O que é a natureza humana segundo David Hume?
Que tipo de coisa somos, fundamentalmente? Muitas pessoas ficariam tentadas a responder a essa pergunta afirmando que o que elas são, fundamentalmente, são seres humanos. Surge então a questão: o que é fundamentalmente um ser humano? Esta é a questão que motiva a filosofia de David Hume.
Em particular, ele esperava aplicar um método análogo ao utilizado nas ciências naturais ao estudo dos seres humanos. No entanto, ao mesmo tempo, a sua filosofia demonstra que o estudo dos seres humanos, tal como os próprios humanos, deve ser concebido de uma forma totalmente singular.
Este artigo explora a teoria da natureza humana de Hume, com referência a uma de suas interpretações modernas mais importantes – aquela que foi oferecida por Gilles Deleuze em seu primeiro livro, Empirismo e Subjetividade. Começa explicando a reputação, em grande parte injusta, de Hume na história da filosofia. Em seguida, passa a focar em como Hume desejava adaptar o método experimental da ciência para seu estudo da natureza humana. Conclui com uma análise do papel da paixão e da razão na natureza humana.
A reputação filosófica de Hume, pelo menos no mundo de língua inglesa, é um tanto negativa. Isto tem a ver, em parte, com a forma como o seu trabalho foi originalmente situado na história da filosofia.
Os historiadores da filosofia do século XIX com mentalidade teleológica (isto é, aqueles que vêem a filosofia como tendo uma direção e um destino necessários) tenderam a situar Hume como alguém que levou a tradição empirista à sua conclusão natural e, assim, abriu o caminho para Kant e os filósofos pós-kantianos. como Hegel.
No entanto, isto interpreta mal tanto o conteúdo positivo da filosofia de Hume como a sua originalidade. A motivação central da filosofia de Hume é fornecer uma teoria da natureza humana. Como afirma Barry Stroud (outro intérprete moderno de Hume), seu trabalho constitui uma “expressão do otimismo ilimitado do Iluminismo... [cujo] esboço... representa para muitas pessoas o próprio paradigma do que é ter uma explicação de algo".
A primeira obra de filosofia de Hume, na qual são articuladas muitas de suas ideias mais importantes, foi Um Tratado sobre a Natureza Humana. O subtítulo deste trabalho diz: “Uma tentativa de introduzir o método experimental de raciocínio em assuntos morais”. Para Hume, os “assuntos morais” não se limitam apenas a questões de ética, mas a quaisquer questões sobre os seres humanos (como distintos de objetos ou processos naturais). Hume está interessado (na verdade, singularmente fixado) em perguntar o que torna os seres humanos especiais, sem preconceitos ou suposições a priori.
A investigação científica opõe-se claramente à abordagem da natureza humana que Hume encontra na filosofia e na literatura antigas, o que a apresenta nos termos mais positivos. Não deveria ser surpresa que uma crítica contemporânea a Hume, que vem de Frances Hutcheson, fosse no sentido de que faltava calor à descrição de Hume sobre os seres humanos, dado que ele estava tentando fazer pelos seres humanos o que as ciências naturais tinham, em sua opinião. conta, já feita para o resto da natureza: “anatomizá-la” e explicar todos os vários fenômenos dentro dela. As características relevantes de uma teoria científica com a qual Hume estava especialmente preocupado incluíam a exigência de que fosse abrangente (não deveria deixar nenhum fenómeno de fora) e que deveria basear-se apenas em alguns princípios básicos subjacentes. São estes princípios que Hume busca, e não um relato completo.

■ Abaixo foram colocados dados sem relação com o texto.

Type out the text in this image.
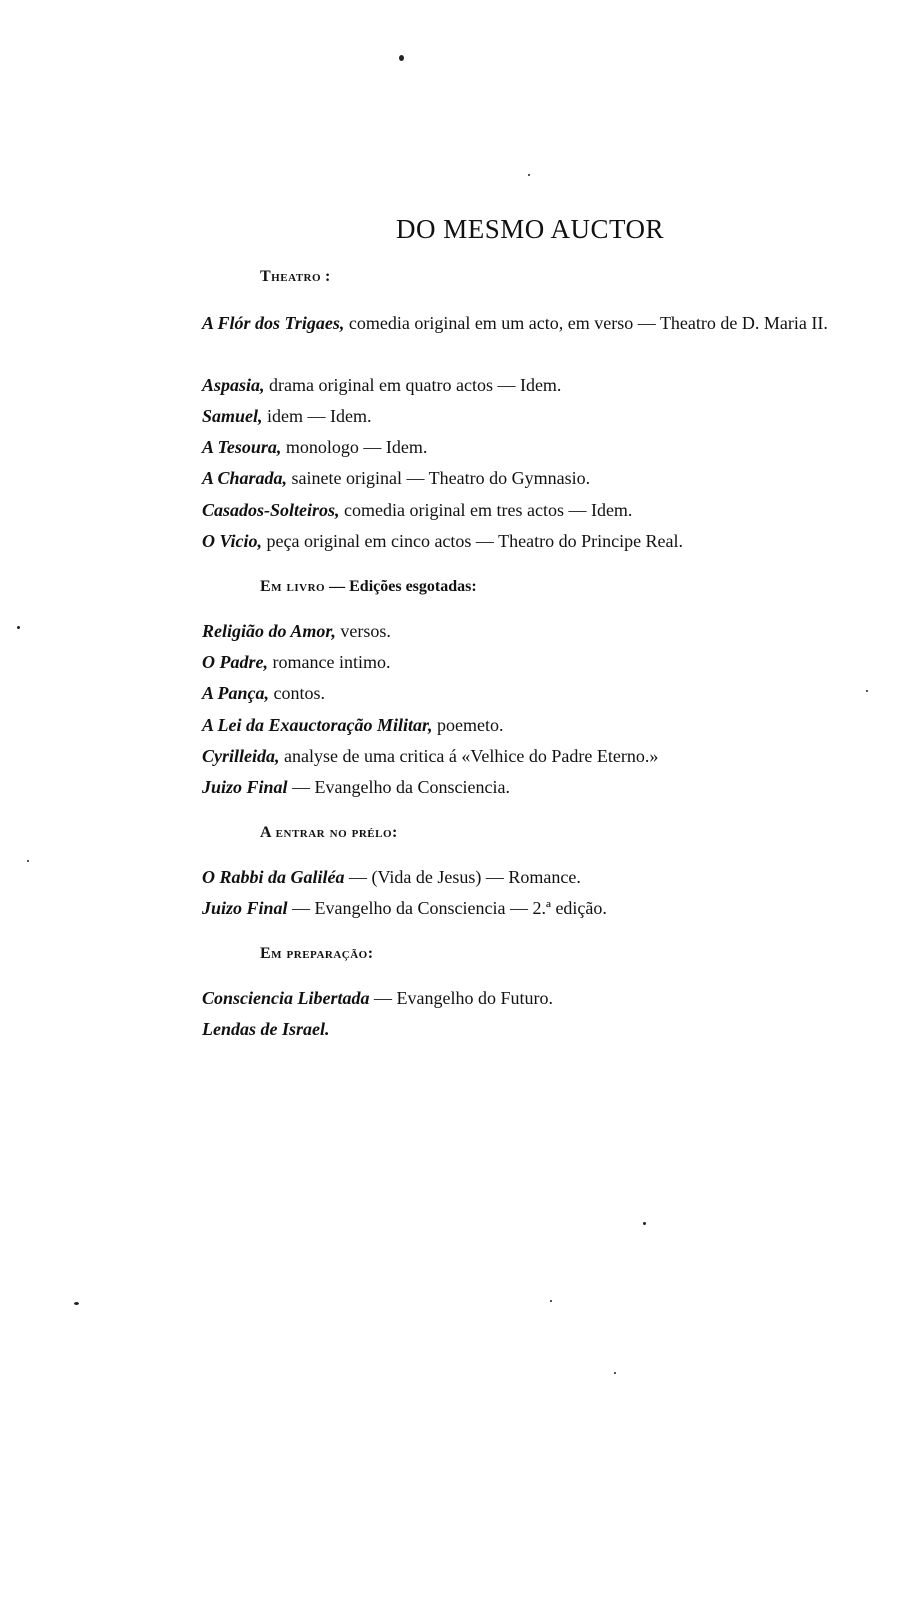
DO MESMO AUCTOR
Theatro :
A Flór dos Trigaes, comedia original em um acto, em verso — Theatro de D. Maria II.
Aspasia, drama original em quatro actos — Idem.
Samuel, idem — Idem.
A Tesoura, monologo — Idem.
A Charada, sainete original — Theatro do Gymnasio.
Casados-Solteiros, comedia original em tres actos — Idem.
O Vicio, peça original em cinco actos — Theatro do Principe Real.
Em livro — Edições esgotadas:
Religião do Amor, versos.
O Padre, romance intimo.
A Pança, contos.
A Lei da Exauctoração Militar, poemeto.
Cyrilleida, analyse de uma critica á «Velhice do Padre Eterno.»
Juizo Final — Evangelho da Consciencia.
A entrar no prélo:
O Rabbi da Galiléa — (Vida de Jesus) — Romance.
Juizo Final — Evangelho da Consciencia — 2.ª edição.
Em preparação:
Consciencia Libertada — Evangelho do Futuro.
Lendas de Israel.
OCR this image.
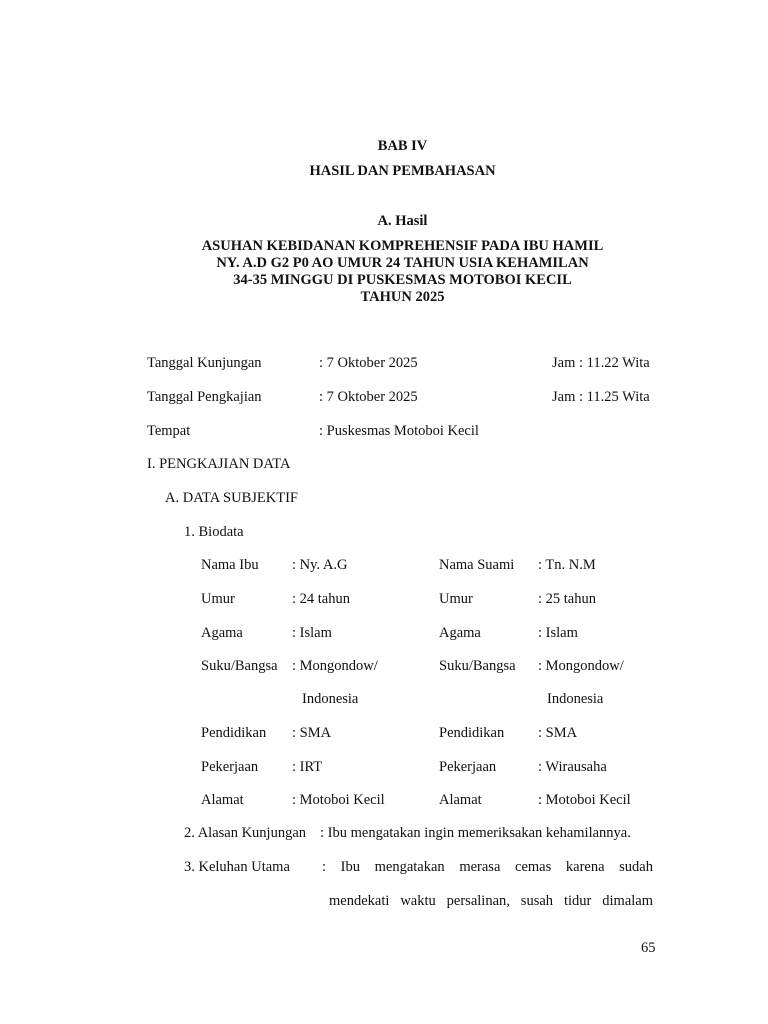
BAB IV
HASIL DAN PEMBAHASAN
A. Hasil
ASUHAN KEBIDANAN KOMPREHENSIF PADA IBU HAMIL
NY. A.D G2 P0 AO UMUR 24 TAHUN USIA KEHAMILAN
34-35 MINGGU DI PUSKESMAS MOTOBOI KECIL
TAHUN 2025
Tanggal Kunjungan	: 7 Oktober 2025	Jam : 11.22 Wita
Tanggal Pengkajian	: 7 Oktober 2025	Jam : 11.25 Wita
Tempat	: Puskesmas Motoboi Kecil
I. PENGKAJIAN DATA
A. DATA SUBJEKTIF
1. Biodata
Nama Ibu : Ny. A.G	Nama Suami : Tn. N.M
Umur	: 24 tahun	Umur	: 25 tahun
Agama	: Islam	Agama	: Islam
Suku/Bangsa : Mongondow/	Suku/Bangsa : Mongondow/
Indonesia	Indonesia
Pendidikan : SMA	Pendidikan : SMA
Pekerjaan : IRT	Pekerjaan	: Wirausaha
Alamat	: Motoboi Kecil	Alamat	: Motoboi Kecil
2. Alasan Kunjungan : Ibu mengatakan ingin memeriksakan kehamilannya.
3. Keluhan Utama : Ibu mengatakan merasa cemas karena sudah
mendekati waktu persalinan, susah tidur dimalam
65
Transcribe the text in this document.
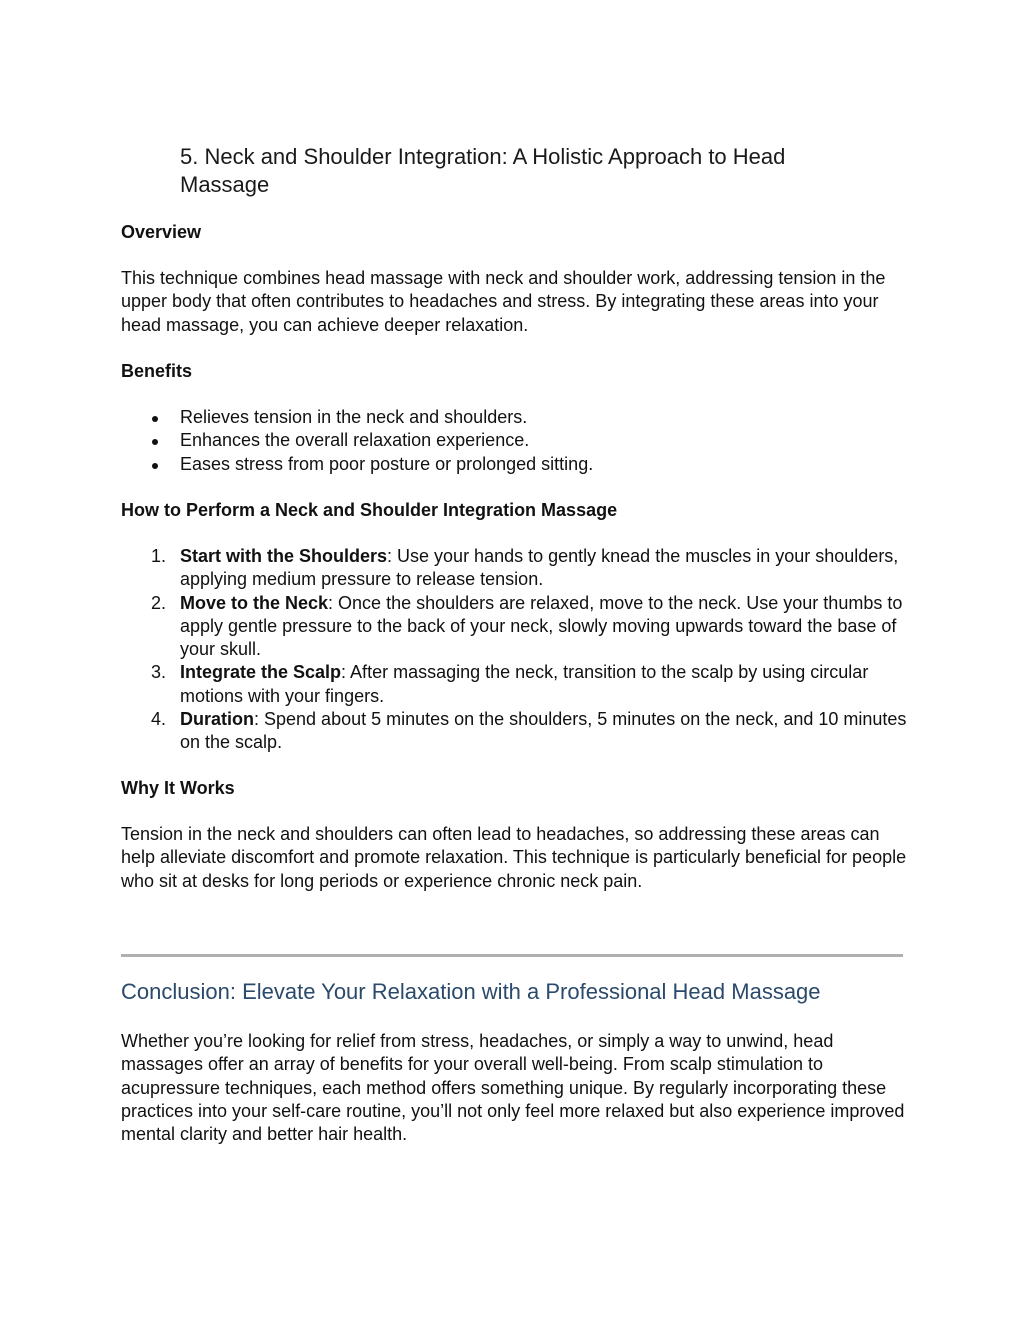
5. Neck and Shoulder Integration: A Holistic Approach to Head Massage
Overview

This technique combines head massage with neck and shoulder work, addressing tension in the upper body that often contributes to headaches and stress. By integrating these areas into your head massage, you can achieve deeper relaxation.

Benefits
Relieves tension in the neck and shoulders.
Enhances the overall relaxation experience.
Eases stress from poor posture or prolonged sitting.
How to Perform a Neck and Shoulder Integration Massage
1. Start with the Shoulders: Use your hands to gently knead the muscles in your shoulders, applying medium pressure to release tension.
2. Move to the Neck: Once the shoulders are relaxed, move to the neck. Use your thumbs to apply gentle pressure to the back of your neck, slowly moving upwards toward the base of your skull.
3. Integrate the Scalp: After massaging the neck, transition to the scalp by using circular motions with your fingers.
4. Duration: Spend about 5 minutes on the shoulders, 5 minutes on the neck, and 10 minutes on the scalp.
Why It Works

Tension in the neck and shoulders can often lead to headaches, so addressing these areas can help alleviate discomfort and promote relaxation. This technique is particularly beneficial for people who sit at desks for long periods or experience chronic neck pain.

Conclusion: Elevate Your Relaxation with a Professional Head Massage

Whether you’re looking for relief from stress, headaches, or simply a way to unwind, head massages offer an array of benefits for your overall well-being. From scalp stimulation to acupressure techniques, each method offers something unique. By regularly incorporating these practices into your self-care routine, you’ll not only feel more relaxed but also experience improved mental clarity and better hair health.
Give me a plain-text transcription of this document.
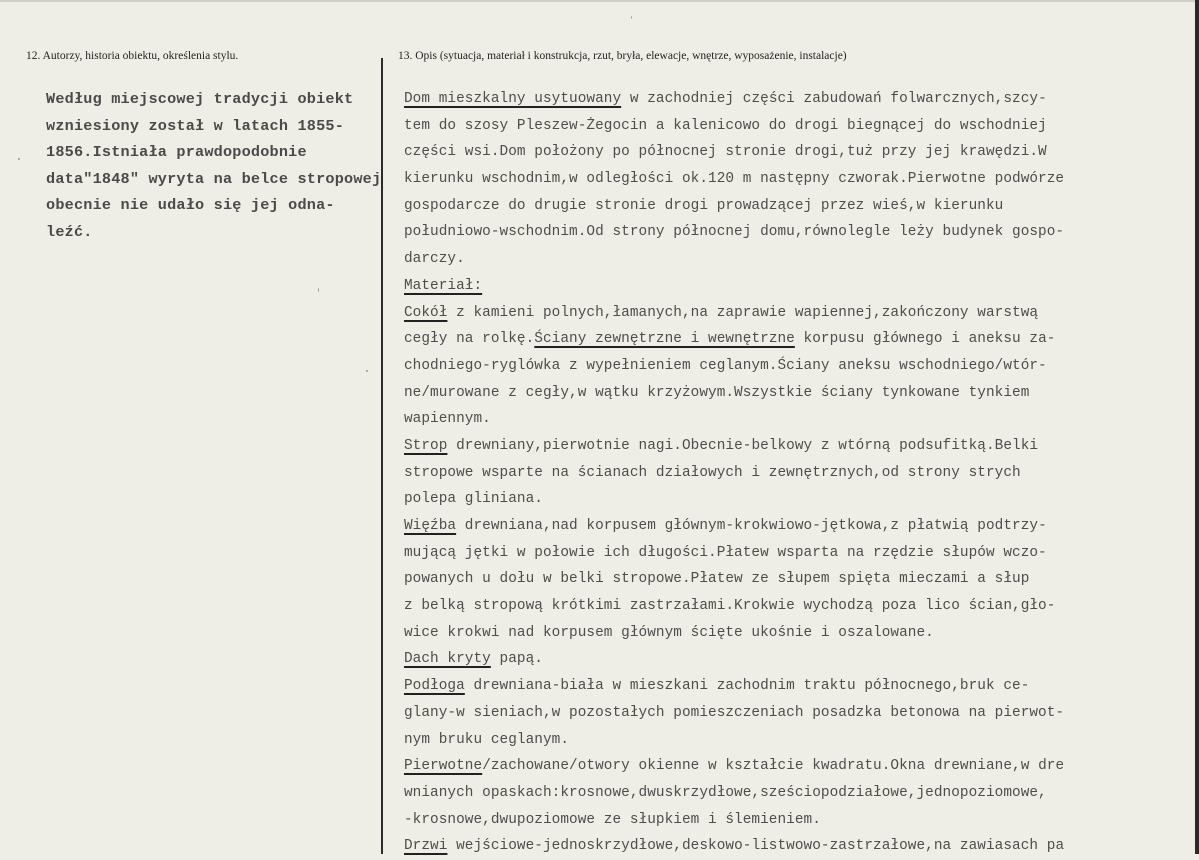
12. Autorzy, historia obiektu, określenia stylu.	13. Opis (sytuacja, materiał i konstrukcja, rzut, bryła, elewacje, wnętrze, wyposażenie, instalacje)
Według miejscowej tradycji obiekt
wzniesiony został w latach 1855-
1856.Istniała prawdopodobnie
data"1848" wyryta na belce stropowej
obecnie nie udało się jej odna-
leźć.
Dom mieszkalny usytuowany w zachodniej części zabudowań folwarcznych,szcy-
tem do szosy Pleszew-Żegocin a kalenicowo do drogi biegnącej do wschodniej
części wsi.Dom położony po północnej stronie drogi,tuż przy jej krawędzi.W
kierunku wschodnim,w odległości ok.120 m następny czworak.Pierwotne podwórze
gospodarcze do drugie stronie drogi prowadzącej przez wieś,w kierunku
południowo-wschodnim.Od strony północnej domu,równolegle leży budynek gospo-
darczy.
Materiał:
Cokół z kamieni polnych,łamanych,na zaprawie wapiennej,zakończony warstwą
cegły na rolkę.Ściany zewnętrzne i wewnętrzne korpusu głównego i aneksu za-
chodniego-ryglówka z wypełnieniem ceglanym.Ściany aneksu wschodniego/wtór-
ne/murowane z cegły,w wątku krzyżowym.Wszystkie ściany tynkowane tynkiem
wapiennym.
Strop drewniany,pierwotnie nagi.Obecnie-belkowy z wtórną podsufitką.Belki
stropowe wsparte na ścianach działowych i zewnętrznych,od strony strych
polepa gliniana.
Więźba drewniana,nad korpusem głównym-krokwiowo-jętkowa,z płatwią podtrzy-
mującą jętki w połowie ich długości.Płatew wsparta na rzędzie słupów wczo-
powanych u dołu w belki stropowe.Płatew ze słupem spięta mieczami a słup
z belką stropową krótkimi zastrzałami.Krokwie wychodzą poza lico ścian,gło-
wice krokwi nad korpusem głównym ścięte ukośnie i oszalowane.
Dach kryty papą.
Podłoga drewniana-biała w mieszkani zachodnim traktu północnego,bruk ce-
glany-w sieniach,w pozostałych pomieszczeniach posadzka betonowa na pierwot-
nym bruku ceglanym.
Pierwotne/zachowane/otwory okienne w kształcie kwadratu.Okna drewniane,w dre
wnianych opaskach:krosnowe,dwuskrzydłowe,sześciopodziałowe,jednopoziomowe,
-krosnowe,dwupoziomowe ze słupkiem i ślemieniem.
Drzwi wejściowe-jednoskrzydłowe,deskowo-listwowo-zastrzałowe,na zawiasach pa
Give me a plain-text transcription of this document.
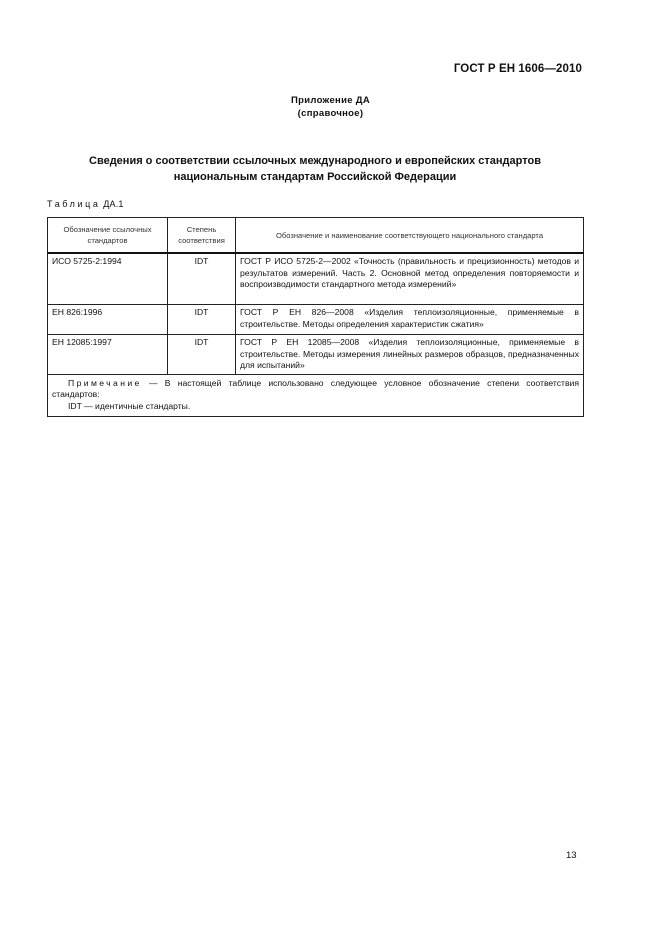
ГОСТ Р ЕН 1606—2010
Приложение ДА
(справочное)
Сведения о соответствии ссылочных международного и европейских стандартов
национальным стандартам Российской Федерации
Таблица ДА.1
Обозначение ссылочных стандартов	Степень соответствия	Обозначение и наименование соответствующего национального стандарта
ИСО 5725-2:1994	IDT	ГОСТ Р ИСО 5725-2—2002 «Точность (правильность и прецизионность) методов и результатов измерений. Часть 2. Основной метод определения повторяемости и воспроизводимости стандартного метода измерений»
ЕН 826:1996	IDT	ГОСТ Р ЕН 826—2008 «Изделия теплоизоляционные, применяемые в строительстве. Методы определения характеристик сжатия»
ЕН 12085:1997	IDT	ГОСТ Р ЕН 12085—2008 «Изделия теплоизоляционные, применяемые в строительстве. Методы измерения линейных размеров образцов, предназначенных для испытаний»
Примечание — В настоящей таблице использовано следующее условное обозначение степени соответствия стандартов:
IDT — идентичные стандарты.		
13
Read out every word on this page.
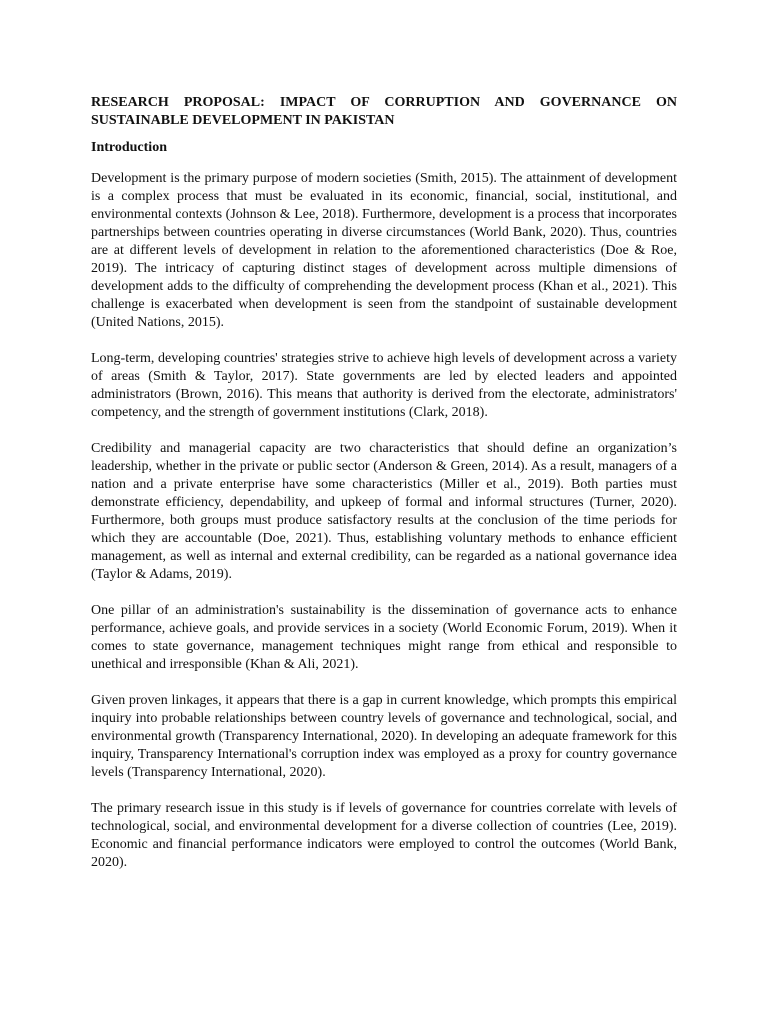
RESEARCH PROPOSAL: IMPACT OF CORRUPTION AND GOVERNANCE ON SUSTAINABLE DEVELOPMENT IN PAKISTAN

Introduction

Development is the primary purpose of modern societies (Smith, 2015). The attainment of development is a complex process that must be evaluated in its economic, financial, social, institutional, and environmental contexts (Johnson & Lee, 2018). Furthermore, development is a process that incorporates partnerships between countries operating in diverse circumstances (World Bank, 2020). Thus, countries are at different levels of development in relation to the aforementioned characteristics (Doe & Roe, 2019). The intricacy of capturing distinct stages of development across multiple dimensions of development adds to the difficulty of comprehending the development process (Khan et al., 2021). This challenge is exacerbated when development is seen from the standpoint of sustainable development (United Nations, 2015).

Long-term, developing countries' strategies strive to achieve high levels of development across a variety of areas (Smith & Taylor, 2017). State governments are led by elected leaders and appointed administrators (Brown, 2016). This means that authority is derived from the electorate, administrators' competency, and the strength of government institutions (Clark, 2018).

Credibility and managerial capacity are two characteristics that should define an organization’s leadership, whether in the private or public sector (Anderson & Green, 2014). As a result, managers of a nation and a private enterprise have some characteristics (Miller et al., 2019). Both parties must demonstrate efficiency, dependability, and upkeep of formal and informal structures (Turner, 2020). Furthermore, both groups must produce satisfactory results at the conclusion of the time periods for which they are accountable (Doe, 2021). Thus, establishing voluntary methods to enhance efficient management, as well as internal and external credibility, can be regarded as a national governance idea (Taylor & Adams, 2019).

One pillar of an administration's sustainability is the dissemination of governance acts to enhance performance, achieve goals, and provide services in a society (World Economic Forum, 2019). When it comes to state governance, management techniques might range from ethical and responsible to unethical and irresponsible (Khan & Ali, 2021).

Given proven linkages, it appears that there is a gap in current knowledge, which prompts this empirical inquiry into probable relationships between country levels of governance and technological, social, and environmental growth (Transparency International, 2020). In developing an adequate framework for this inquiry, Transparency International's corruption index was employed as a proxy for country governance levels (Transparency International, 2020).

The primary research issue in this study is if levels of governance for countries correlate with levels of technological, social, and environmental development for a diverse collection of countries (Lee, 2019). Economic and financial performance indicators were employed to control the outcomes (World Bank, 2020).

Quando voltou para fazer algumas alterações ao Tratado, Hume disse:
Além disso, a sua ambição era seguir o método da ciência – o que ele chama de “método experimental”. O método deve basear-se exclusivamente em “experiências cuidadosas e exatas e na observação dos efeitos particulares que resultam das suas diferentes circunstâncias e situações”. Hume está consciente das limitações da aplicação de um “método experimental” aos seres humanos, apelando a uma “observação cautelosa da vida humana” alegando que não se pode manipular facilmente os objectos de experimentação.